US-Kongresswahlen

Niels Annen: „Ein Rückschlag für Trump, keine Niederlage"

Johanna Schmeller07. November 2018
Niels Annen ist außenpolitischer Sprecher der SPD-Bundestagsfraktion.
Niels Annen ist außenpolitischer Sprecher der SPD-Bundestagsfraktion. Den Prozess gegen Peter Steudtner nennt er „politisch motiviert“.
„Mid-Terms“, so heißen die Kongresswahlen in der Mitte der Amtszeit des US-Staatspräsidenten. Dabei stellt sich heraus, ob der Präsident der Vereinigten Staaten mit dem Rückenwind seiner eigenen Partei regieren kann. Niels Annen, Staatsminister im Auswärtigen Amt, wertet das Ergebnis als Teilerfolg der Demokraten.

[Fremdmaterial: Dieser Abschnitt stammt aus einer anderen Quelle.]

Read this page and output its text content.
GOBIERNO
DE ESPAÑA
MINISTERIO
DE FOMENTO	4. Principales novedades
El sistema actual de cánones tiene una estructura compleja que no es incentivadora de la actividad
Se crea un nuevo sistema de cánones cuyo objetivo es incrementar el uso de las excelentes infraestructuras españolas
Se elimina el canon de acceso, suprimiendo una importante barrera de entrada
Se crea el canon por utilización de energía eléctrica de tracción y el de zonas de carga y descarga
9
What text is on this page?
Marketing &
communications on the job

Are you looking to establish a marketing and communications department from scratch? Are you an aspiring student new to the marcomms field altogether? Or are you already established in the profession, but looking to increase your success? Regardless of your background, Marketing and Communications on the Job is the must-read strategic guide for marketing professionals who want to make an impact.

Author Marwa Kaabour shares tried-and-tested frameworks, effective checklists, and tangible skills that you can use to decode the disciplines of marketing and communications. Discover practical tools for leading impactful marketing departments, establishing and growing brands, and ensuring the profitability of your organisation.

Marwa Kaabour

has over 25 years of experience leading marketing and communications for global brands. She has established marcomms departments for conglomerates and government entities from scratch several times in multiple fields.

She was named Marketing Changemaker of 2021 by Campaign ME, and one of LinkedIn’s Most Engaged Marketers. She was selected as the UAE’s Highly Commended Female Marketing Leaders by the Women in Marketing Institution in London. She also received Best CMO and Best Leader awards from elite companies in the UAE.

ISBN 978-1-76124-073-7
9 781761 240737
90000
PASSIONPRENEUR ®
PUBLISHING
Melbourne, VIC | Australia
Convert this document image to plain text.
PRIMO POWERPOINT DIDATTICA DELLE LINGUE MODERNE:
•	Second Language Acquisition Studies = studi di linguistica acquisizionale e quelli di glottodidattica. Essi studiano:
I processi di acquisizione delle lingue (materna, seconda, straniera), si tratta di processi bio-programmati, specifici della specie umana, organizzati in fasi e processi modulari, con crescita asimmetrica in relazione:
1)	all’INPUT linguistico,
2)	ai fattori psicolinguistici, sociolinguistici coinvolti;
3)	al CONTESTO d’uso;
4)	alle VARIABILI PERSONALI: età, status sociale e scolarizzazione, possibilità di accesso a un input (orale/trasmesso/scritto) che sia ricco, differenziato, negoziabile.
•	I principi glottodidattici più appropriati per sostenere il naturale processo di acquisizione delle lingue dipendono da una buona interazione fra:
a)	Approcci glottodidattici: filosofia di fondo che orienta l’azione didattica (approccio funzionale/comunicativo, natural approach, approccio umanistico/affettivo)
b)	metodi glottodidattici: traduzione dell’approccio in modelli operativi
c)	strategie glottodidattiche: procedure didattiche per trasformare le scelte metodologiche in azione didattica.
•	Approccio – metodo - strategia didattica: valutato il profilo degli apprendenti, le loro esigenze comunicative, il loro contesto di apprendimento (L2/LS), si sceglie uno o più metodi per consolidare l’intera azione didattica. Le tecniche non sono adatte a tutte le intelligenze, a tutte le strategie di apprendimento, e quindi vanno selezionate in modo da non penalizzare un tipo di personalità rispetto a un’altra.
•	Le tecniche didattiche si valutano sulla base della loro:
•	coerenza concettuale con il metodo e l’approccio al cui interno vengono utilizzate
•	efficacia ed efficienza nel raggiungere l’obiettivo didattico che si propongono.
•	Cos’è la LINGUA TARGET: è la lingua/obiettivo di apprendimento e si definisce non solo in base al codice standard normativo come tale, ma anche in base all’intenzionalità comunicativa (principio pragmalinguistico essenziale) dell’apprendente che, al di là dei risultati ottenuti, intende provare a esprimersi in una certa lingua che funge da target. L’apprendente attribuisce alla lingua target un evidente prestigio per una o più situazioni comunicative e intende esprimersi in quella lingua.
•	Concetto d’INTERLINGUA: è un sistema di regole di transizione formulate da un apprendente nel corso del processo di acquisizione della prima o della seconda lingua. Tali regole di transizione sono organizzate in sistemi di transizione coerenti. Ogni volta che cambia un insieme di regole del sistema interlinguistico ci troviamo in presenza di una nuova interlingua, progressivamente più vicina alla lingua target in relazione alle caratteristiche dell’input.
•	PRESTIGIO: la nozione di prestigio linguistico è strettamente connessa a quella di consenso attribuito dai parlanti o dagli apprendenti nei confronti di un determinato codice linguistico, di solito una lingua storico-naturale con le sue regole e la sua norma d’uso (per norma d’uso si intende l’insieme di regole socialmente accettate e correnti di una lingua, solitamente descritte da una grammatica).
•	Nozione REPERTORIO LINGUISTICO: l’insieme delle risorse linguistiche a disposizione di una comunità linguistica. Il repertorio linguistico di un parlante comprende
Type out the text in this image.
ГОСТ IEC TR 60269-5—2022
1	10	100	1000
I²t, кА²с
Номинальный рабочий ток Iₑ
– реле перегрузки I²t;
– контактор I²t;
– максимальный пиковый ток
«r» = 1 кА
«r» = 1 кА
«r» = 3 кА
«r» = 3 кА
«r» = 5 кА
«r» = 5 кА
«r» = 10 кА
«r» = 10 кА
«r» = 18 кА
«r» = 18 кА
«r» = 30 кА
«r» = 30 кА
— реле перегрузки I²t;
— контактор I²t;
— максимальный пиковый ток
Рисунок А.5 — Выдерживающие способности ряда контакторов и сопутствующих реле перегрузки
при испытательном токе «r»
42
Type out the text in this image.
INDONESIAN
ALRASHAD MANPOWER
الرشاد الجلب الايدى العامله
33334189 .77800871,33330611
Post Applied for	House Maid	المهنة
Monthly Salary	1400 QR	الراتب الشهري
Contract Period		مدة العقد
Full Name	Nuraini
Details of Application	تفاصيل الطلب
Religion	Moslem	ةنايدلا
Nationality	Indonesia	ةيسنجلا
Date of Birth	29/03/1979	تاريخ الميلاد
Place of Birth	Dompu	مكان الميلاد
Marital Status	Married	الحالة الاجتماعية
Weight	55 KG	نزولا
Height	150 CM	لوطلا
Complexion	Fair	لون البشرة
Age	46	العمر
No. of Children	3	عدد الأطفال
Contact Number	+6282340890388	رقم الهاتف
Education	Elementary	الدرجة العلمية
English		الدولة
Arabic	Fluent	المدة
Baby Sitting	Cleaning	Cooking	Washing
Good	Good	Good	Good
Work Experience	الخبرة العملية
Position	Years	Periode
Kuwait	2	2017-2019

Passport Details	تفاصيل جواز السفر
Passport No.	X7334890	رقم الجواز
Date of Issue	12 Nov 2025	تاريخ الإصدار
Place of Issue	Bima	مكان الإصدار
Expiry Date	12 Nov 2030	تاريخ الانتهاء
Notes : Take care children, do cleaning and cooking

Staatsminister Annen, wie würden Sie das außenpolitische Verhältnis zwischen den USA und der Bundesrepublik beschreiben, und welchen Anteil daran hat Donald Trump als Person?

Niels Annen: Das Verhältnis ist derzeit strapaziert. Der Politikstil von Donald Trump ist persönlich, sehr konfrontativ und disruptiv. Es werden bestimmte Parameter der Partnerschaft offen infrage gestellt.

Die größte Herausforderung besteht für uns darin, dass wir diese Partnerschaft aus eigenem Interesse erhalten wollen, gleichzeitig aber sehen, dass sich die Vereinigten Staaten erstmals auch gegen deutsche Interessen stellen – etwa wenn es um die Frage von Strafzöllen geht, oder beim Iran-Abkommen, das unsere Sicherheitsinteressen betrifft. Die Situation ist angespannt, aber wir können damit umgehen.

In den Midterms haben die Demokraten das Repräsentantenhaus erobert. Was bedeutet das politisch?

Das ist – mit einigen Abstrichen – ein großer Erfolg für die Demokraten. Die Hoffnungen auf eine Mehrheit im Senat haben sich nicht erfüllt. Auch bei einigen Gouverneursposten sind die Bäume nicht in den Himmel gewachsen. Trotzdem verändert es das politische Leben in Washington. Es gibt keine Möglichkeit mehr für den Präsidenten, durchzuregieren. Die klassischen Kontrollmechanismen, die Checks-and-Balances – eine Stärke des amerikanischen Systems, der US-Demokratie – werden deutlicher zutage treten.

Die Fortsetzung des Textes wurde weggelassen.